In a theme that interests me, this film very much comes down on the Eros side of the opposing instincts of Eros (the Life Instinct) versus Thanatos (the Death Instinct). These were designated by Sigmund Freud between the world wars when he became concerned about the rise of violence and fascism in Europe. In his thinking, culture can become besotted and addicted to Thanatos, to the point it becomes self-destructive. The reason I like the Eros/Thanatos continuum, is that it's useful as a means to discuss violence and culture. To me, Hall and Eastwood’s film American Sniper leaned toward Thanatos and the Death Instinct. The real Chris Kyle, a master sniper, kills lots of Iraqis and, in the end (in life and in the film), is murdered by a man immersed in weaponry and, specifically, the gun-range business Kyle ran in Texas. By contrast, in this film -- Thank You For Your Service -- the Life Instinct, Eros, wins hands down.
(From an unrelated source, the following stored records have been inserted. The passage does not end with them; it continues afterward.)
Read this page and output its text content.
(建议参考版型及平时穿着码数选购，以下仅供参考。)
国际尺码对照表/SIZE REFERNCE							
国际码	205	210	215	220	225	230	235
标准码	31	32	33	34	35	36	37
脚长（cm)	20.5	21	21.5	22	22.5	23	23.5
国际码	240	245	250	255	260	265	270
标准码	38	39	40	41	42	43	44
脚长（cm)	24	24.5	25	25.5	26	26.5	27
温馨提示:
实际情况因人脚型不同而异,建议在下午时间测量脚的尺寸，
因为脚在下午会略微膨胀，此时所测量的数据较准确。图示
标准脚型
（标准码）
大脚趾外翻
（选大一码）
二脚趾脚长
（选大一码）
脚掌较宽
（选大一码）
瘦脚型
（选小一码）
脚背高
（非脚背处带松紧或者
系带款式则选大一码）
Writer/Director Jason Hall, Finkel's non-fiction book and the movie posterWriter/Director Jason Hall, Finkel's non-fiction book and the movie poster

The Veterans Administration and the top brass don’t come off well in Hall's film. In one scene back home, a full-bird colonel is the sort of military blowhard Jonathon Winters, a veteran, loved to skewer as Colonel Robert Winglow. “All right, men, don’t worry, I’m 5000 yards behind you on this hill. I have you in the long lenses. Forward, men!” As for the VA, the image is mixed. The film emphasizes the fact that US tax-payer-funded, war-making priorities are heavily front-loaded. There’s plenty of resources devoted to killing and blowing things up, but not so much -- certainly not what’s needed these days of multiple deployments -- to address the silent, hidden, long-term wounds of Post Traumatic Stress Disorder (PTSD) and Traumatic Brain Injury (TBI). The incredible fact that an average of 22 veterans a day commit suicide hovers over this film.